The common difficulties in solving problems which we are now faced with, such as climate change, loss of bio-diversity, food / energy shortage, economic / social instability and so on, lie in that these problems are 'open systems', where the solvers, i.e. we human ourselves, reside inside the problems as internal observers. This means we can neither have full control over the systems nor restart them from the beginning. Science has had difficulties in handling these kinds of problems because its methods rely on validation or falsification of hypotheses by observing reproducible instances. However, if simulation virtually reproduces an one-time-only-problem, the boundary of applicable range of science can be pushed far beyond. As a specific task, I am currently researching methodologies that can systematically support future socioeconomic decision-making under uncertainty. I am using modeling, simulation and visualization technologies, rather than depending solely on precedent and intuition. My ultimate goal is a holistic understanding of open systems leading to their essential long-term solutions.

Co-evolutionary Dynamics / Multi-agent Systems / Integration of Social Models and Physical Models / Global Modeling and Simulation / Decision-making Under Uncertainty / Optimization of Risk-Return Tradeoffs





Selected Publications

Sasaki, T. (2013) Hierarchical Multi-Agent-Based Model?for Simulating the Prevalence and Evolution of Influenza Virus, Proceedings of SpringSim'13, 61-69

Tokoro, M. and Sasaki, T. (2004)Grounding, Emotion and Learning, Learning Zone of One's Own, 5-14, IOS Press.

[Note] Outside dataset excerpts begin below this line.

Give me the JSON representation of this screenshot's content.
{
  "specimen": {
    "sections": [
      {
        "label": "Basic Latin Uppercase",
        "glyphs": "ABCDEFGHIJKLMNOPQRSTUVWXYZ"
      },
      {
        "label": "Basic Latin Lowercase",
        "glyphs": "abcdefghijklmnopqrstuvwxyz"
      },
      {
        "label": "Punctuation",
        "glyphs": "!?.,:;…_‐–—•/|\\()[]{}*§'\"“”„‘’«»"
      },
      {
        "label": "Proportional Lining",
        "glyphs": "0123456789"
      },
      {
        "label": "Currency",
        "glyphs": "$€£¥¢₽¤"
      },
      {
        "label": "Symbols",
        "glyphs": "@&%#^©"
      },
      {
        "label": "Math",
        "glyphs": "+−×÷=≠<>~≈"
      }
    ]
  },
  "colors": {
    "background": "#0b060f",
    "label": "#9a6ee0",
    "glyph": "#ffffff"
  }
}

Sasaki, T. and Tokoro, M. (1999) Evolving Learnable Neural Networks under Changing Environments with Various Rates of Inheritance of Acquired Characters, Artificial Life 5(3), 203-223, MIT Press.


In 1999, Takahiro Sasaki received his Ph.D. in Computer Science from Keio University, Japan. His Ph.D. title was “A Study on Darwinian and Lamarckian Strategies for Evolutionary Computation.” After graduation, he located himself apart from research activities for a while. He first worked as a strategic staff at the Sony Corporation headquarters and then as a staff for technological promotion at Sony CSL. While observing various issues within the company and also society and even larger the world as a whole during this period, he noticed that many unsolved problems are so complex that there could be no single-bullet solution to completely solve them. This led him to an interest in the notion of “open systems science”, and brought him back to the field of academic research in 2008. Besides his research activities, he loves nature and living things. He is currently enthusiastic about hunting rhinoceros beetles and stag beetles in the woods. He recently got two young Silky Fowls in his garden and looks forward to gathering eggs for his breakfast in the near future. Outside of my research, I like staying physically active. I especially enjoy bouldering, where figuring out how to reach the top reminds me of the process of solving constraint satisfaction problems.